Re: LaTeX format or multiline TeX
- To: mathgroup at smc.vnet.net
- Subject: [mg19971] Re: LaTeX format or multiline TeX
- From: paulh at wolfram.com (P.J. Hinton)
- Date: Thu, 23 Sep 1999 23:26:20 -0400
- Organization: "Wolfram Research, Inc."
- References: <firstname.lastname@example.org>
- Sender: owner-wri-mathgroup at wolfram.com
In article <7sa2v1$m4t at smc.vnet.net>, Rita Bijlsma <R.Bijlsma at iri.tudelft.nl> writes: > Is is possible to have mathematica give a formula in TeX format > that will in TeX be written over several lines? > > Or, is LaTeX format possible (which is for me easier to read >and adjust) > > Thanks for all and any help!, If you're still running Mathematica 2.x under some form of VMS, then the answer is no.
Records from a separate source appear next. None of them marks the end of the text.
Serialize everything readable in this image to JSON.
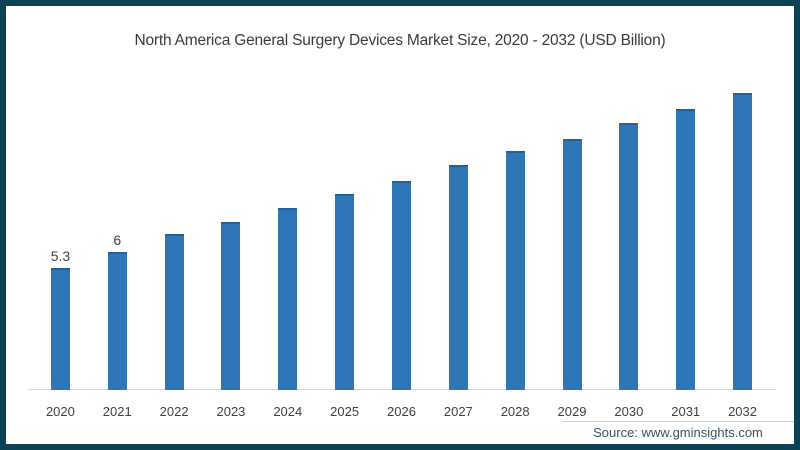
{
  "page": {
    "background": "#ffffff",
    "frame_color": "#0d4156"
  },
  "title": "North America General Surgery Devices Market Size, 2020 - 2032 (USD Billion)",
  "source": "Source: www.gminsights.com",
  "chart_data": {
    "type": "bar",
    "title": "North America General Surgery Devices Market Size, 2020 - 2032 (USD Billion)",
    "unit": "USD Billion",
    "categories": [
      "2020",
      "2021",
      "2022",
      "2023",
      "2024",
      "2025",
      "2026",
      "2027",
      "2028",
      "2029",
      "2030",
      "2031",
      "2032"
    ],
    "values": [
      5.3,
      6,
      6.8,
      7.3,
      7.9,
      8.5,
      9.1,
      9.8,
      10.4,
      10.9,
      11.6,
      12.2,
      12.9
    ],
    "data_labels": [
      "5.3",
      "6",
      "",
      "",
      "",
      "",
      "",
      "",
      "",
      "",
      "",
      "",
      ""
    ],
    "bar_color": "#2E76B5",
    "value_label_color": "#3f3f3f",
    "tick_label_color": "#404040",
    "axis_line_color": "#d9d9d9",
    "ylim": [
      0,
      13
    ],
    "grid": false,
    "legend": false,
    "xlabel": "",
    "ylabel": ""
  }
}
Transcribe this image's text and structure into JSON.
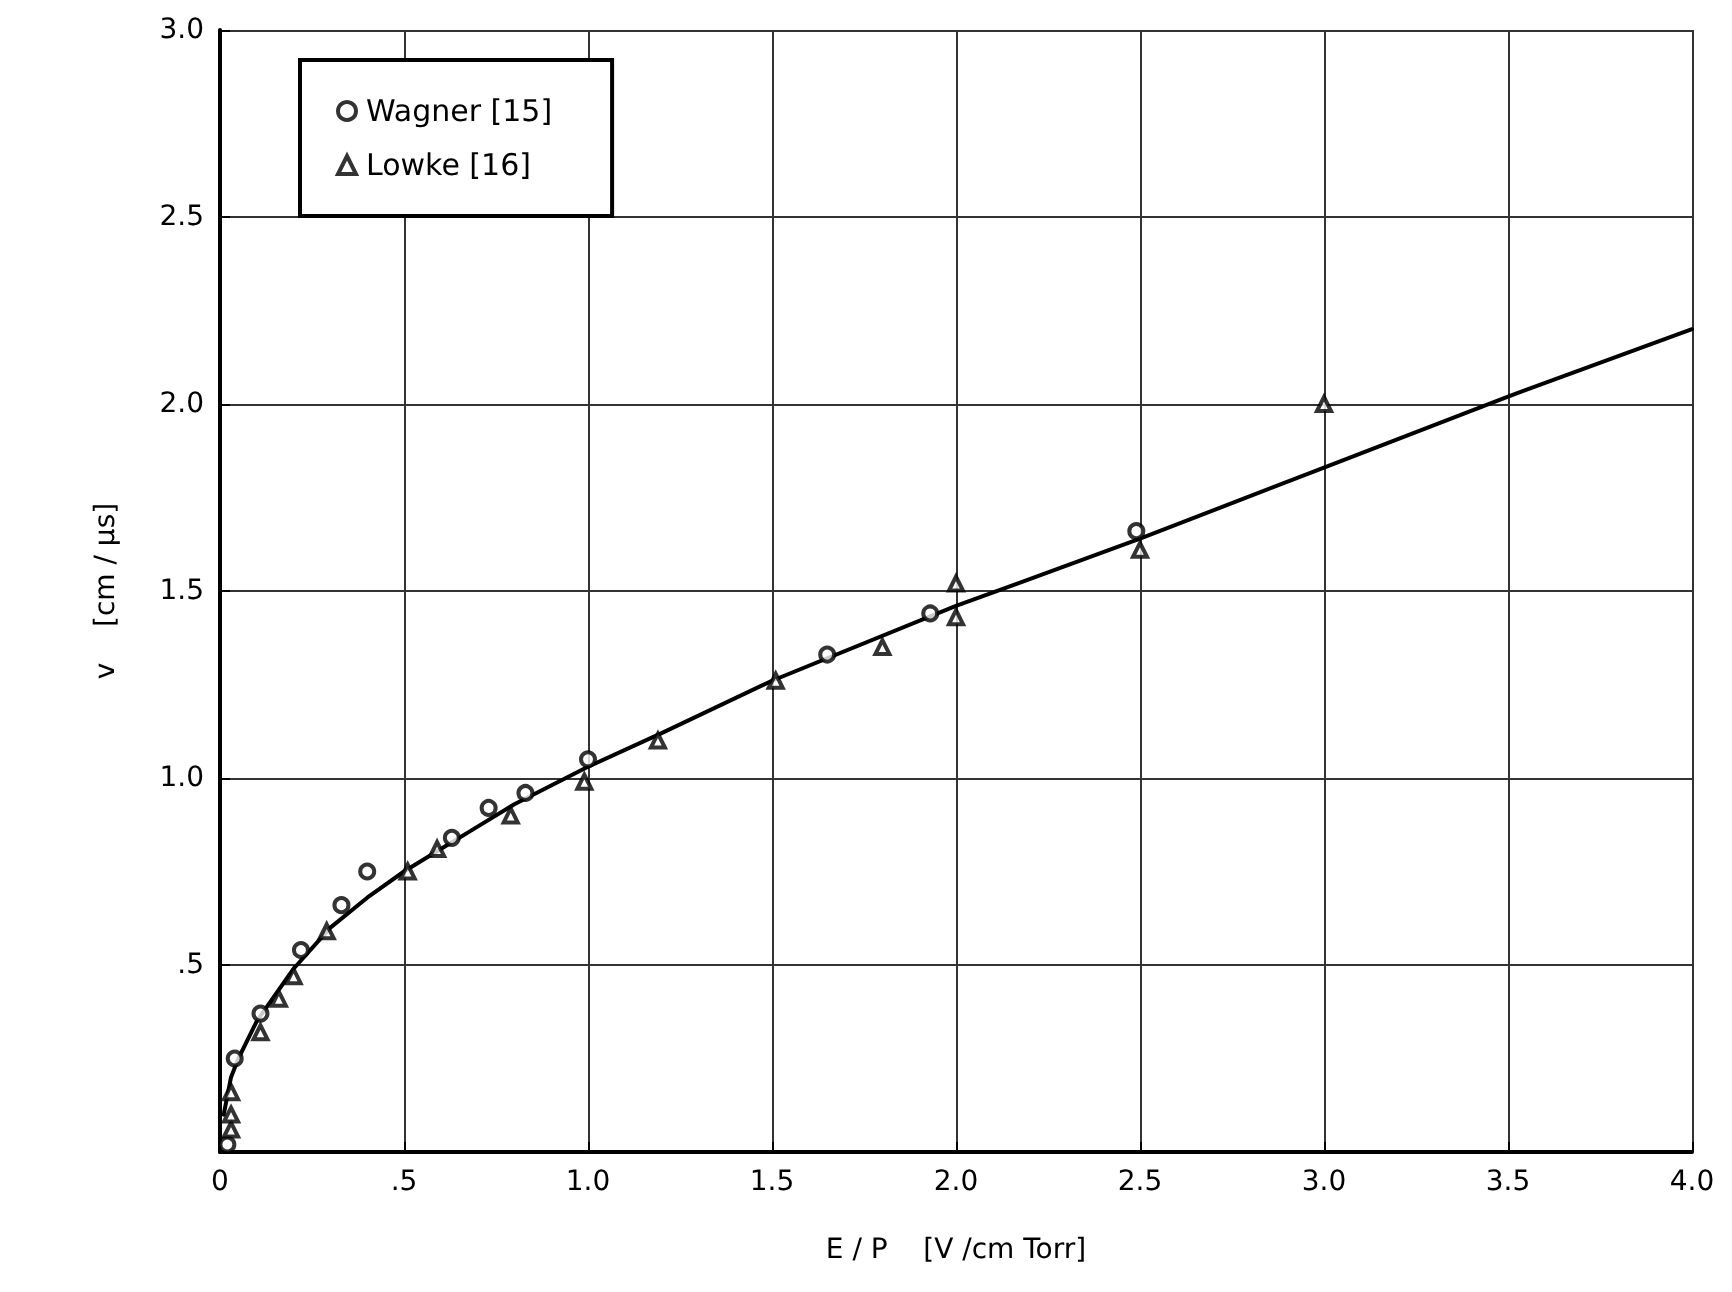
{
  "chart_data": {
    "type": "scatter",
    "xlabel": "E / P    [V /cm Torr]",
    "ylabel": "v    [cm / µs]",
    "xlim": [
      0,
      4.0
    ],
    "ylim": [
      0,
      3.0
    ],
    "xticks": [
      {
        "value": 0,
        "label": "0"
      },
      {
        "value": 0.5,
        "label": ".5"
      },
      {
        "value": 1,
        "label": "1.0"
      },
      {
        "value": 1.5,
        "label": "1.5"
      },
      {
        "value": 2,
        "label": "2.0"
      },
      {
        "value": 2.5,
        "label": "2.5"
      },
      {
        "value": 3,
        "label": "3.0"
      },
      {
        "value": 3.5,
        "label": "3.5"
      },
      {
        "value": 4,
        "label": "4.0"
      }
    ],
    "yticks": [
      {
        "value": 0,
        "label": null
      },
      {
        "value": 0.5,
        "label": ".5"
      },
      {
        "value": 1,
        "label": "1.0"
      },
      {
        "value": 1.5,
        "label": "1.5"
      },
      {
        "value": 2,
        "label": "2.0"
      },
      {
        "value": 2.5,
        "label": "2.5"
      },
      {
        "value": 3,
        "label": "3.0"
      }
    ],
    "grid": true,
    "legend": "top left",
    "series": [
      {
        "name": "Wagner [15]",
        "color": "#000000",
        "marker": "circle",
        "x": [
          0.02,
          0.04,
          0.11,
          0.22,
          0.33,
          0.4,
          0.63,
          0.73,
          0.83,
          1.0,
          1.65,
          1.93,
          2.49
        ],
        "values": [
          0.02,
          0.25,
          0.37,
          0.54,
          0.66,
          0.75,
          0.84,
          0.92,
          0.96,
          1.05,
          1.33,
          1.44,
          1.66
        ]
      },
      {
        "name": "Lowke [16]",
        "color": "#000000",
        "marker": "triangle",
        "x": [
          0.03,
          0.03,
          0.03,
          0.11,
          0.16,
          0.2,
          0.29,
          0.51,
          0.59,
          0.79,
          0.99,
          1.19,
          1.51,
          1.8,
          2.0,
          2.0,
          2.5,
          3.0
        ],
        "values": [
          0.06,
          0.1,
          0.16,
          0.32,
          0.41,
          0.47,
          0.59,
          0.75,
          0.81,
          0.9,
          0.99,
          1.1,
          1.26,
          1.35,
          1.43,
          1.52,
          1.61,
          2.0
        ]
      },
      {
        "type": "line",
        "color": "#000000",
        "marker": "none",
        "line_style": "solid",
        "x": [
          0.01,
          0.03,
          0.05,
          0.1,
          0.15,
          0.2,
          0.3,
          0.4,
          0.5,
          0.6,
          0.7,
          0.8,
          0.9,
          1.0,
          1.2,
          1.5,
          2.0,
          2.5,
          3.0,
          3.5,
          4.0
        ],
        "values": [
          0.1,
          0.2,
          0.25,
          0.35,
          0.42,
          0.49,
          0.6,
          0.68,
          0.75,
          0.81,
          0.87,
          0.93,
          0.98,
          1.03,
          1.12,
          1.26,
          1.46,
          1.64,
          1.83,
          2.02,
          2.2
        ]
      }
    ]
  }
}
You will have to write your own formatting function to compute linebreaks. Under Mathematica 3.0 and 4, the TeXForm function is capable querying the front end for line break information, provided that the kernel is being run from the front end and that the expression supplied by the user is a box form or a Cell expression with box form contents. Let's say that I wanted to take the result of Expand[(x + y)^20] and format it with TeXForm. The syntax for doing this would be TeXForm[ToBoxes[Expand[(x + y)^20]]] If you were writing this to a file, you could also do: ToString[ToBoxes[Expand[(x + y)^20], TeXForm] The front end computes the line breaks based on the default font sizes and format types defined by your style sheet or inherited from global values. If you want greater control over this, you can do something along the lines of: ToString[ Cell[ BoxData[ToBoxes[Expand[(x + y)^20], TraditionalForm]], FontFamily -> "Times", FontSize -> 14, PageWidth -> 640 ], TeXForm ] If your windowing environment provides TeX Computer Modern fonts so that they can be used in notebooks, you can specify that this font be used at the size used in your TeX documents, and the linebreak calculations will be pretty much on target. Note that there are several macros that are emitted by the output of TeXForm. You can find definitions for these macros in notebook.sty, which appears on the Mathematica CD-ROM. -- P.J. Hinton Mathematica Programming Group paulh at wolfram.com Wolfram Research, Inc. Disclaimer: Opinions expressed herein are those of the author alone.